Veronika Bonelli: Bevor wir uns mit Corona nur noch im Kreis drehen. Lass uns heute mal über etwas ganz Anderes sprechen. Hast du einen Tipp, was wir uns in home-therapy erarbeiten könnten?

Johannes Wunsch: Oft können Menschen gewissen Situationen nicht anders als richtig wütend, tief traurig, etc. reagieren und fühlen sich ihren Emotionen ausgeliefert. Oft ist es überhaupt so, dass sie von der Suche nach Angenehmen und dem Vermeiden von Unangenehmen durch die Welt getrieben werden und dabei immer weniger Kontrolle haben. Um damit umgehen zu lernen, finde ich es in der Psychotherapie sehr wichtig, sich damit auseinanderzusetzen wer man ist – wie man quasi zusammenstellt ist.

Was das ist, was wir als ICH bezeichnen ist garnicht so klar. Ich meine damit natürlich nicht den Namen, der das ICH bezeichnet, oder den Beruf den man ausübt usw. Oft weiß man dann auch garnicht mehr was dieses ICH wirklich will. Man fühlt sich den Emotionen ausgeliefert, die dann bestimmen dürfen. Oder man ist ganz distanziert und gehemmt – nur mehr im Kopf.
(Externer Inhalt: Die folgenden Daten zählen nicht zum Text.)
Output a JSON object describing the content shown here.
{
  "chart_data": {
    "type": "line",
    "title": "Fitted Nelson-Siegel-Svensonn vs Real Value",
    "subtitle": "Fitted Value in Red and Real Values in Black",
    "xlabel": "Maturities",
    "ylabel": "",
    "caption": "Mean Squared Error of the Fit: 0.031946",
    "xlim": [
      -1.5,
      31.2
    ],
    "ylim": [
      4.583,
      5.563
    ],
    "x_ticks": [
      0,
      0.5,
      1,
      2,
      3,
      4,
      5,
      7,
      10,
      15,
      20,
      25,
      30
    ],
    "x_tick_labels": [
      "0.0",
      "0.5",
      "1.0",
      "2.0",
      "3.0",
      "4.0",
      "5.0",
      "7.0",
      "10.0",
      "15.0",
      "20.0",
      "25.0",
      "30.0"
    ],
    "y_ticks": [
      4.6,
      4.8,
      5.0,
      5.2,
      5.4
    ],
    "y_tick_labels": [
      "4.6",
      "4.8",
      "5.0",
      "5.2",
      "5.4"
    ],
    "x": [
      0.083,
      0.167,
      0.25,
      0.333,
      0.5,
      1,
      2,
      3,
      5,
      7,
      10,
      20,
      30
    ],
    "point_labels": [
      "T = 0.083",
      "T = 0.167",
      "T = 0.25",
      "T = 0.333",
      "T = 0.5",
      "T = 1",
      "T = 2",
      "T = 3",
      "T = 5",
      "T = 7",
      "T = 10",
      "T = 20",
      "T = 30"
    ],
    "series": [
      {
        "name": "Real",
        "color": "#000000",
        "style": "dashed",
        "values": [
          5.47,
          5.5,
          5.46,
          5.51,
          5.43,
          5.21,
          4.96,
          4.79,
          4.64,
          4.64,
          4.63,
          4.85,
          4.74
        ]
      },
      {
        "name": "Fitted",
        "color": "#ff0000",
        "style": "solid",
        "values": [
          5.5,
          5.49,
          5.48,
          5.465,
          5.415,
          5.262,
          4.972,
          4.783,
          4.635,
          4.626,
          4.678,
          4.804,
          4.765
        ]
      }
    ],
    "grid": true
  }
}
Wenn man sich die Sache genauer ansieht, wird einem auffallen, dass Gefühle eigentlich nur eine Funktion auf psychischer Ebene erfüllen, so wie zB Schmerzen oder Durst es auf körperlicher Ebene tun. Ein anderer Teil im Gehirn kann Dinge logisch einordnen, vergleichen und zu neuen Lösungen kommen. Dieser Teil, den man grob auch als Cortex bezeichnen kann, ist aber auch nicht das ICH.
Etwas zu wissen heißt natürlich noch lange nicht auch etwas zu tun. Man kann zB wissen, dass es gut ist Sport zu machen, fühlt sich dann aber trotzdem nicht danach. Man kann wissen, dass Rauchen ungesund ist, möchte es dann aber trotzdem tun. Usw. Wenn man nicht weiß was Emotionen und Verstand sind, wird man dem einen Teil ausgeliefert sein und den anderen überschätzen. Wenn wir davon ausgehen, dass Gefühle wie Hinweisschilder sind, die mir etwas anzeigen und der Verstand wie ein (hoffentlich) weiser Ratgeber, ist immer noch offen was das ICH dann ist. Eine Mischung aus allem? Auch wenn die Klärung der Frage, wer man ist, nicht so einfach möglich ist, könnte die Sichtweise helfen, dass man Gefühle und einen Verstand HAT und sich nicht mehr damit verwechseln. Der erwachsene und reife Mensch würde darüber womöglich bescheid wissen und sich beides zunutze machen können. Ich bin. Und ich habe Gefühle die mir etwas anzeigen, einen Verstand der mir Dinge ordnen oder verständlich machen kann. Daraus könnte sich ergeben: Ich fühle und wie möchte ICH damit jetzt umgehen?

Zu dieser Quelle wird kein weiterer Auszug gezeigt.